Bacopaside I (BP-I) is the major pseudojujubogenin glycoside of Bacopa monniera (BM) extract which has been widely used as a nerve tonic to improve the memory and intellect of human beings from ancient times. A selective and sensitive liquid chromatography-tandem mass spectrometry (LC-MS/MS) method for the quantification of BP-I in mouse plasma and brain homogenate has been developed and validated. All biosamples were processed by liquid-liquid extraction and chromatographed on C18- reversed phase column using mobile phase consisting of ammonium acetate (10mM, pH 4) - acetonitrile (10:90, v/v) at a flow rate of 0.5mL/min. The detection was performed in negative electrospray ionization mode and the precursor/product ion transitions of BP-I and internal standard (IS) hydrochlorothiazide were quantified in multiple reaction monitoring (MRM) using QTRAP-5500 MS/MS. The linearity was established over the concentration range of 0.5-2000ng/mL (r(2)>0.990), with lower limit of quantification (LLOQ) of 0.5ng/mL in both plasma and brain matrix. Within- and between-run precision and accuracy were well within the acceptable limits of variation. Consistent and reproducible recovery (>70%) was obtained with insignificant matrix effect for BP-I and IS. The method fulfilled US Food and Drug Administration (USFDA) guidelines for bioanalytical method validation in terms of selectivity, sensitivity, linearity, accuracy, precision, matrix effect, dilution integrity, carry-over effect and stability. Further, the method was successfully applied to execute the plasma pharmacokinetics and brain distribution of BP-I in Swiss-albino mice following intravenous administration at a dose of 5mg/kg.

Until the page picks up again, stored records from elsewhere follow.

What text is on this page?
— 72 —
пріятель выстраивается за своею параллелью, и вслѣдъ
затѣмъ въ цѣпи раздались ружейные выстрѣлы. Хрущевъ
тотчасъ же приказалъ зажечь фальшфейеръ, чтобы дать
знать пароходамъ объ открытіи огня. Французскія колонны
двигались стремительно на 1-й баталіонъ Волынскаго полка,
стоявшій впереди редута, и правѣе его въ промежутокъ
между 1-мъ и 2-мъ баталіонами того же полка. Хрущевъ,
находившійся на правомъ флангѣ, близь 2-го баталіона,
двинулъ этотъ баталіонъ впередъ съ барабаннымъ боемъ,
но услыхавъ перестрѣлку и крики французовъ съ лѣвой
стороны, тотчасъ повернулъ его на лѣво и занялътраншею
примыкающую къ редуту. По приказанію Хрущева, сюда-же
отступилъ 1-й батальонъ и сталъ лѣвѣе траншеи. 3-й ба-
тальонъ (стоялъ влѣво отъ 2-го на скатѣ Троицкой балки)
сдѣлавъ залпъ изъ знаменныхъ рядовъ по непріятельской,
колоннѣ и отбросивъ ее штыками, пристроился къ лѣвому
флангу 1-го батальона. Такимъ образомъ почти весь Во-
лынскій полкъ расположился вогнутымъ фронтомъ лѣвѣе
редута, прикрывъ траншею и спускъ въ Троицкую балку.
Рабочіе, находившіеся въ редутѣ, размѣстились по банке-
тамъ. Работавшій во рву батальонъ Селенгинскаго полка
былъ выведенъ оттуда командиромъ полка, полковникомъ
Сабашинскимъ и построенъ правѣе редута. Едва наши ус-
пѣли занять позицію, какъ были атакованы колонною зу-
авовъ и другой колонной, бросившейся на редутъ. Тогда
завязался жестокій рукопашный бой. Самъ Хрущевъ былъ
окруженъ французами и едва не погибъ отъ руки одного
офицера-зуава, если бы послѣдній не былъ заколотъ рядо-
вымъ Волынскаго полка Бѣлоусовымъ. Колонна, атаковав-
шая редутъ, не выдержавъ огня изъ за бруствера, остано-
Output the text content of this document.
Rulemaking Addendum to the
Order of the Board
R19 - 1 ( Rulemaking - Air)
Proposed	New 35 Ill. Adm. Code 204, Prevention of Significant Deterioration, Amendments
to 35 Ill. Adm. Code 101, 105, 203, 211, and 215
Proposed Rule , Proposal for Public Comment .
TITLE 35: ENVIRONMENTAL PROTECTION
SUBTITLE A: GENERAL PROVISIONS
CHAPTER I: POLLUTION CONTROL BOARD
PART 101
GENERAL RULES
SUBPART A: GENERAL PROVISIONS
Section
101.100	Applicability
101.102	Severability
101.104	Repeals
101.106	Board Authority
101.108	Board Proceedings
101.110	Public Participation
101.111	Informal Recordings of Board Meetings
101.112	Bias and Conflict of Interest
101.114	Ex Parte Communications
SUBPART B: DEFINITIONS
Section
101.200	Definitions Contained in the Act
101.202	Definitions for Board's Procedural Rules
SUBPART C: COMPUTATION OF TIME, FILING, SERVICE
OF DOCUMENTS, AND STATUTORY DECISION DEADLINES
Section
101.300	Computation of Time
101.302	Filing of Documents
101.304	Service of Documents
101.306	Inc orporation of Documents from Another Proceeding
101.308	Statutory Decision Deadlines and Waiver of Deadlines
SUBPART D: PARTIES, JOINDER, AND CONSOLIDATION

The antidepressant-like effect of bacopaside I: possible involvement of the oxidative stress system and the noradrenergic system.

In the present study, the antidepressant-like effect of bacopaside I, a saponin compound present in the Bacopa monniera plant, was evaluated by behavioral and neurochemical methods. Bacopaside I (50, 15 and 5 mg/kg) was given to mice via oral gavage for 7 successive days. The treatment significantly decreased the immobility time in mouse models of despair tests, but it did not influence locomotor activity. Neurochemical assays suggested that treatment by bacopaside I (50, 15 and 5 mg/kg) improved brain antioxidant activity to varying degrees after the behavioral despair test. Bacopaside I (15 and 5 mg/kg) significantly reversed reserpine-induced depressive-like behaviors, including low temperature and ptosis. Conversely, bacopaside I did not affect either brain MAO-A or MAO-B activity after the behavioral despair test in mice. Additionally, 5-hydroxytryptophan (a precursor of 5-serotonin) was not involved in the antidepressant-like effect of bacopaside I. These findings indicated that the antidepressant-like effect of bacopaside I might be related to both antioxidant activation and noradrenergic activation, although the exact mechanism remains to be further elucidated.